Prosecutors also claimed Kevin McFall, 18, exposed himself to officers during Twelfth of July trouble in Ardoyne, north Belfast.
He was charged after he was detained two weeks later for allegedly trying to smash up a taxi depot and beating the controller with a metal strip.
His bail application was refused due to the risk of possible re-offending.
Mr McFall, a father-of-one from Moyard Parade, Belfast, is accused of riotous assembly, possessing and throwing a petrol bomb, and indecent exposure.
He is separately charged with aggravated burglary, assault occasioning actual bodily harm, and assault on police.
A prosecuting barrister said the first set of alleged offences were connected to the serious and protracted public disorder in Belfast in July.
Vehicles were hijacked and burnt out, and police attacked by petrol bombs, paint bombs and fireworks during three nights of violence surrounding a disputed Orange Order parade.
Crown counsel David McClean claimed several police officers identified Mr McFall on footage participating in the rioting.
He is alleged to have thrown missiles and a petrol bomb.
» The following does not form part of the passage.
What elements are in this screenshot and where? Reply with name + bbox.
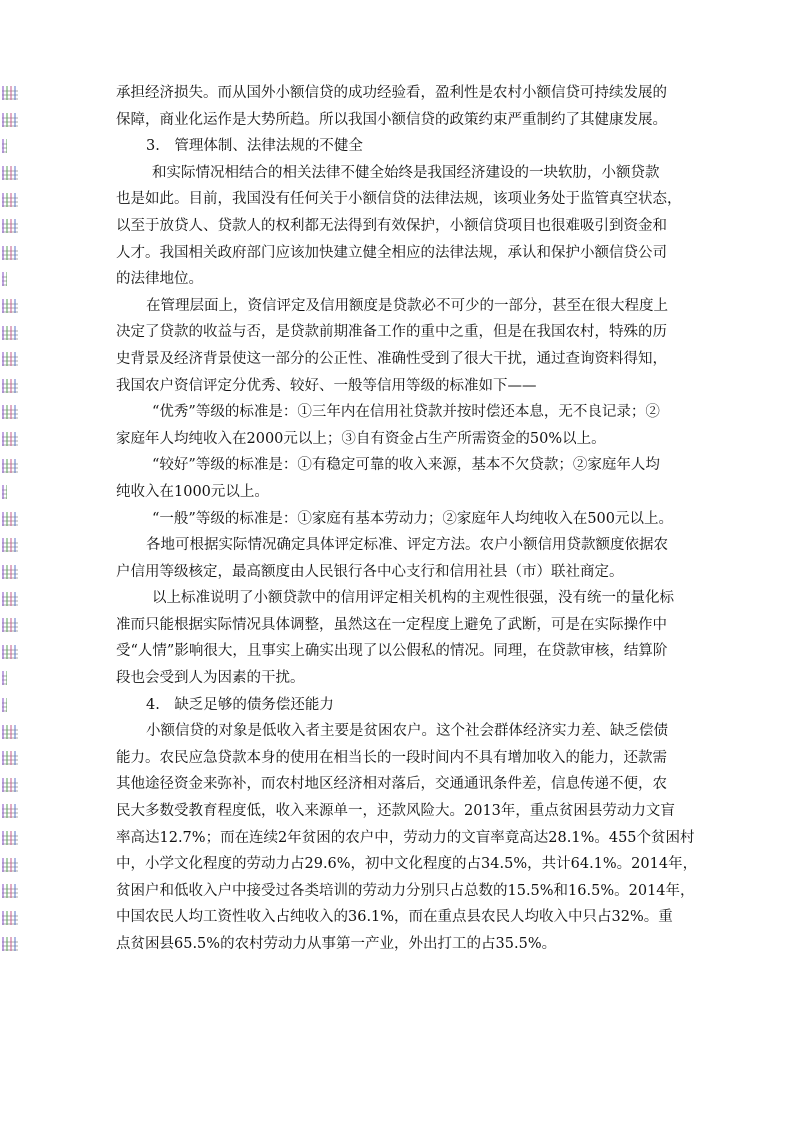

Mr McClean said: "He is also seen on CCTV inhaling glue from a plastic bag and then exposing himself, both on the front and back, to police."
McFall denied involvement in the disorder following his arrest.
The court was told he was only detained after an alleged attack on a taxi depot office on 30 July.
It was claimed that he assaulted the controller after being refused a taxi because he was drunk and aggressive.
At one stage during the incident the alleged victim locked himself in a back room, the court was told.
Defence counsel John O'Connor disputed the strength of the prosecution case, arguing that the alleged petrol bomber seen on CCTV was wearing a balaclava and a "generic" tracksuit.
"It's not a case where he (McFall) was identified positively by police officers," Mr O'Connor said.
The barrister added that his client claimed he was the one punched by the taxi depot controller.
But refusing bail, Lord Justice Girvan held there was a prima facie case against the accused.
The judge said: "It seems to me there is a clear risk of re-offending."